Our ancestors have lived in the immediate vicinity of York since the Neolithic period (c.4000 – 2000 BC). Much of the surrounding Vale of York was probably unsuitable for settlement at this time because of its poorly drained and heavy clay soil which made farming difficult.
However, parts of the city, including the main campus of York University, sit on a moraine, a ridge of high ground left behind by retreating glaciers after the last Ice Age. This provides well-drained and sandy soils which were probably cultivated throughout prehistory. The moraine also offered a usable route joining the Yorkshire Wolds to the east and the Yorkshire Dales to the west.
Little is known of York in the Iron Age (c. 750 BC – AD 71), although when the Romans arrived it is known that they found a cultivated landscape not unlike parts of the valley of the river Ouse in nearby rural areas today. The Roman name for York, Eburacum, probably derives from a native name meaning the place of the yew trees. Helping to fill this gap in out historic understanding of the area is the discovery of a prehistoric settlement believed to date back 2,500 years unearthed on the ring road in York in July this year. City of York Council and York Archaeological Trust made the find at the Wetherby Road roundabout on the A1237 during junction improvements.

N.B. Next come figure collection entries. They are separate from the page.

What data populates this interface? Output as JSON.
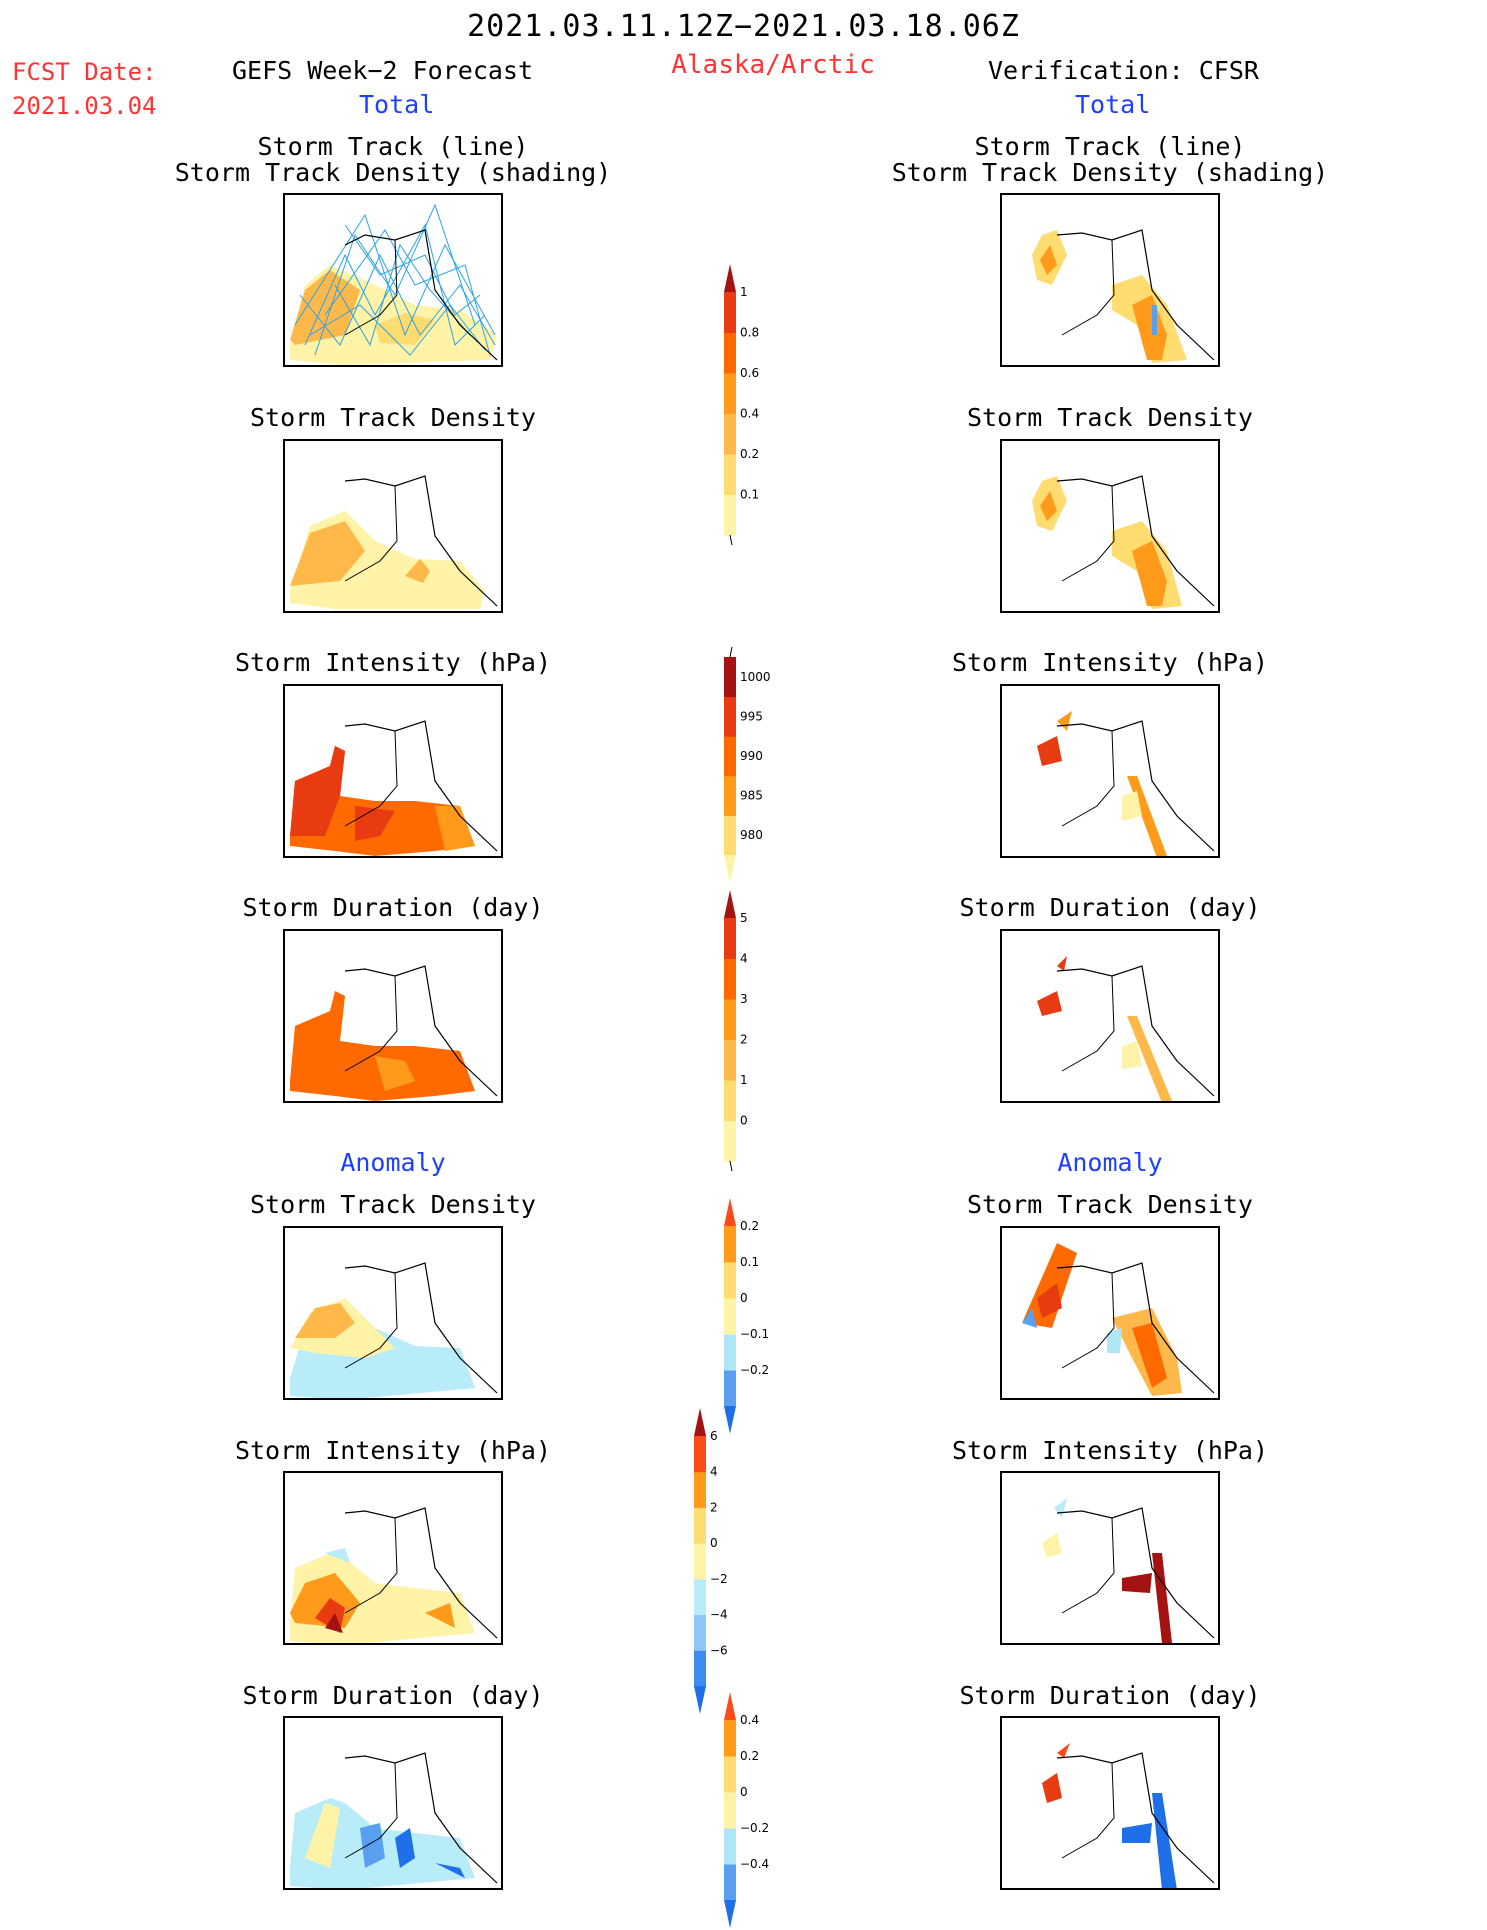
{
  "header": {
    "date_range": "2021.03.11.12Z−2021.03.18.06Z",
    "region": "Alaska/Arctic",
    "fcst_label": "FCST Date:",
    "fcst_date": "2021.03.04"
  },
  "left_column": {
    "title": "GEFS Week−2 Forecast",
    "total_label": "Total",
    "anomaly_label": "Anomaly"
  },
  "right_column": {
    "title": "Verification: CFSR",
    "total_label": "Total",
    "anomaly_label": "Anomaly"
  },
  "panel_titles": {
    "track_line": "Storm Track (line)",
    "track_shading": "Storm Track Density (shading)",
    "density": "Storm Track Density",
    "intensity": "Storm Intensity (hPa)",
    "duration": "Storm Duration (day)"
  },
  "colorbars": {
    "density": {
      "labels": [
        "1",
        "0.8",
        "0.6",
        "0.4",
        "0.2",
        "0.1"
      ],
      "colors": [
        "#fff3a8",
        "#ffdc70",
        "#ffb84a",
        "#ff9a1a",
        "#ff6a00",
        "#e83b12",
        "#a51212"
      ]
    },
    "intensity": {
      "labels": [
        "1000",
        "995",
        "990",
        "985",
        "980"
      ],
      "colors": [
        "#fff3a8",
        "#ffdc70",
        "#ff9a1a",
        "#ff6a00",
        "#e83b12",
        "#a51212"
      ]
    },
    "duration": {
      "labels": [
        "5",
        "4",
        "3",
        "2",
        "1",
        "0"
      ],
      "colors": [
        "#fff3a8",
        "#ffdc70",
        "#ffb84a",
        "#ff9a1a",
        "#ff6a00",
        "#e83b12",
        "#a51212"
      ]
    },
    "density_anom": {
      "labels": [
        "0.2",
        "0.1",
        "0",
        "−0.1",
        "−0.2"
      ],
      "colors": [
        "#1f6fe8",
        "#5aa0f0",
        "#aee6f5",
        "#fff3a8",
        "#ffdc70",
        "#ff9a1a",
        "#ff4a1a"
      ]
    },
    "intensity_anom": {
      "labels": [
        "6",
        "4",
        "2",
        "0",
        "−2",
        "−4",
        "−6"
      ],
      "colors": [
        "#1f6fe8",
        "#3d8cf0",
        "#8ec6f8",
        "#b8ecf8",
        "#fff3a8",
        "#ffdc70",
        "#ff9a1a",
        "#ff4a1a",
        "#a51212"
      ]
    },
    "duration_anom": {
      "labels": [
        "0.4",
        "0.2",
        "0",
        "−0.2",
        "−0.4"
      ],
      "colors": [
        "#1f6fe8",
        "#5aa0f0",
        "#aee6f5",
        "#fff3a8",
        "#ffdc70",
        "#ff9a1a",
        "#ff4a1a"
      ]
    }
  }
}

A large ring ditch, described as "One of the biggest to be unearthed in York", was found, along with fragments of pottery. Other finds included fragments of volcanic rock which does not occur locally, in what is believed to be a hearth pit. Ian Milsted, Head of Archaeology for York Archaeological Trust, said 'We're excited to have recovered this important information and will now analyse the finds to understand the story of the people who lived here before the Romans founded the city.
Finds have also been made to the north of the enclosure with a series of other ditches that may indicate field boundaries associated with the settlement.